By Courtney Trenwith
Dubai-listed firms increase earnings by 88.2%, according to Global Investment House
Dubai-listed companies increased earnings by a whopping 88.2 percent in 2012, leading the GCC’s economic recovery, according to an analysis by Kuwaiti-based Global Investment House.
Corporate earnings rose an average 4.5 percent across the six GCC countries to US$55.4 billion last year compared to 2011, the report found.
The overall performance was pulled down by declines in Bahrain (-34.6 percent) and Qatar (-0.3 percent).
Saudi Arabia remained the largest contributor to overall GCC corporate earnings, accounting for 46 percent, followed by the UAE (21.2 percent) and Qatar (18.7 percent).
The UAE’s overall corporate earnings grew by 28.8 percent, influenced by a strong recovery in the real estate markets of Dubai and Abu Dhabi.
Earning from Dubai’s real estate market grew by 282 percent, well ahead of telecommunications (up 80.4 percent), banking (up 24.1 percent) and insurance (16.4 percent).
Banking was the largest contributor to earnings in the emirate at 47.5 percent, while the real estate sector accounted for one-fifth.
Abu Dhabi corporate earnings put on 13.6 percent, led by banking (up 9.3 percent), real estate (104.4 percent) and telecommunications (12.9 percent).
Despite reasonable growth, the banking sector has slowed since 2011 under the pressure of tougher regulations, according to Global Investment House, a subsidiary of the National Bank of Kuwait.
Consolidated earnings by companies on the Saudi Arabian exchange TASI remained flat at US$25.5 billion, primarily due to a 16.8 percent decline in earnings of petrochemical companies, which accounted for 35.4 percent of all earnings.
The kingdom’s banking sector grew 11.9 percent, while telecommunications companies increased earnings by 6.8 percent and the agriculture and food industries sector grew 16.2 percent.

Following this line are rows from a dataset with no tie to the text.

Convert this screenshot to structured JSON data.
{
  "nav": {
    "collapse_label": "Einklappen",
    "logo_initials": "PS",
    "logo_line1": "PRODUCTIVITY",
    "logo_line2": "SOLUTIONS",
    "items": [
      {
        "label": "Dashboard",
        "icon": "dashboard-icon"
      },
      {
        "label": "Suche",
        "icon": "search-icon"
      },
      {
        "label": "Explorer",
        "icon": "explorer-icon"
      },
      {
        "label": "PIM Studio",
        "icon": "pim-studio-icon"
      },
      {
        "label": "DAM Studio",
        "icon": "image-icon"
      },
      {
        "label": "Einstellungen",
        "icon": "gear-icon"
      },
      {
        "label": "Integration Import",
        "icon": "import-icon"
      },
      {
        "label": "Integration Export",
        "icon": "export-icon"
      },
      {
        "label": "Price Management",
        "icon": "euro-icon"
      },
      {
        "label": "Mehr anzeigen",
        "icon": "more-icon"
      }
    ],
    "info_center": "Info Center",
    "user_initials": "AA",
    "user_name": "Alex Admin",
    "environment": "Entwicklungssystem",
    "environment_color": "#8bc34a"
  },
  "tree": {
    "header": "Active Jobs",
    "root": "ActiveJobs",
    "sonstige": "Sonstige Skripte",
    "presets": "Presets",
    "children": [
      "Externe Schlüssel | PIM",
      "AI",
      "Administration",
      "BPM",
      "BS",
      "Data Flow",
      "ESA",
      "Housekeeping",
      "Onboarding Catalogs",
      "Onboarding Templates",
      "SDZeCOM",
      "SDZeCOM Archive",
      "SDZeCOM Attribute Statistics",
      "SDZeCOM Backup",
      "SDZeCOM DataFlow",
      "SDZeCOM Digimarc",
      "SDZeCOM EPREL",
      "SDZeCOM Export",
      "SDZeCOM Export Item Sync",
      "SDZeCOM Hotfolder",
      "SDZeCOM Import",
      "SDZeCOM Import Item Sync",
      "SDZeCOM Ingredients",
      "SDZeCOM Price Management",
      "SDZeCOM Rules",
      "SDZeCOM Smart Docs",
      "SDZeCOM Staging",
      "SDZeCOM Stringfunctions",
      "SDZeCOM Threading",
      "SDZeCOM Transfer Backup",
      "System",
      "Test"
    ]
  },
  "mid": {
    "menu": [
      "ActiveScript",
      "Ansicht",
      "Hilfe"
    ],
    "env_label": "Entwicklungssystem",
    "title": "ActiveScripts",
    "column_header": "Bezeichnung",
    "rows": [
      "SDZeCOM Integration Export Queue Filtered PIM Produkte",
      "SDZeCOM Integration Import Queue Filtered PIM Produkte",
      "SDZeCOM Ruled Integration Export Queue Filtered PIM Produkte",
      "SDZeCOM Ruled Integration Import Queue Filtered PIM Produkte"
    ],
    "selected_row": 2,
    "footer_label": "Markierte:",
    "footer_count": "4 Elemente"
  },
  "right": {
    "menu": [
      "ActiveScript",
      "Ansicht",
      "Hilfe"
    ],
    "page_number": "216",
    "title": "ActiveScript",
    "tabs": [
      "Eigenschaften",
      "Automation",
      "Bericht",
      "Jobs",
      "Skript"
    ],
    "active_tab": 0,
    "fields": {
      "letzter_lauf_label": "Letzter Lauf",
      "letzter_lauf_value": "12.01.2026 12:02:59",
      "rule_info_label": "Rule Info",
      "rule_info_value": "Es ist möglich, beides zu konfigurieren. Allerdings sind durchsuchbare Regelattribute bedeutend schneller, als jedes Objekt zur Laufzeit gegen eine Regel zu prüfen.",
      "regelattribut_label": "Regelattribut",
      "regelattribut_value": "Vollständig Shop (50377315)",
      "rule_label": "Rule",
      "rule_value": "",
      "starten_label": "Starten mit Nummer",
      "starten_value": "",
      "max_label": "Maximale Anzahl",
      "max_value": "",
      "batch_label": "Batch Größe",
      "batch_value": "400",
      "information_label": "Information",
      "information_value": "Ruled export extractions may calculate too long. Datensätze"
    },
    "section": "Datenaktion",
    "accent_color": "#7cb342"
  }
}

Meanwhile, the largest developer, Dar Al Arkan Real Estate Development Co’s earnings decreased 9.1 percent on rising operating expenses and finance costs.
Kuwait continued its steady growth in corporate earnings, growing 12 percent, despite large declines in the telecommunications sector (down 50.3 percent).
Robust growth in the banking and investment sectors saw Oman increase corporate earnings by 14.3 percent.
A significant 56 percent decline in the real estate sector in Qatar caused its overall corporate earnings to fall 0.3 percent.
Bahrain – marred by social unrest – suffered significant losses in the industrial sector (down 53.9 percent), including 53.9 percent decline in major player Aluminium Bahrain.
The commercial banks sector, which accounts for 61.4 percent of Bahrain Stock Exchange’s earnings, rose 7.7 percent.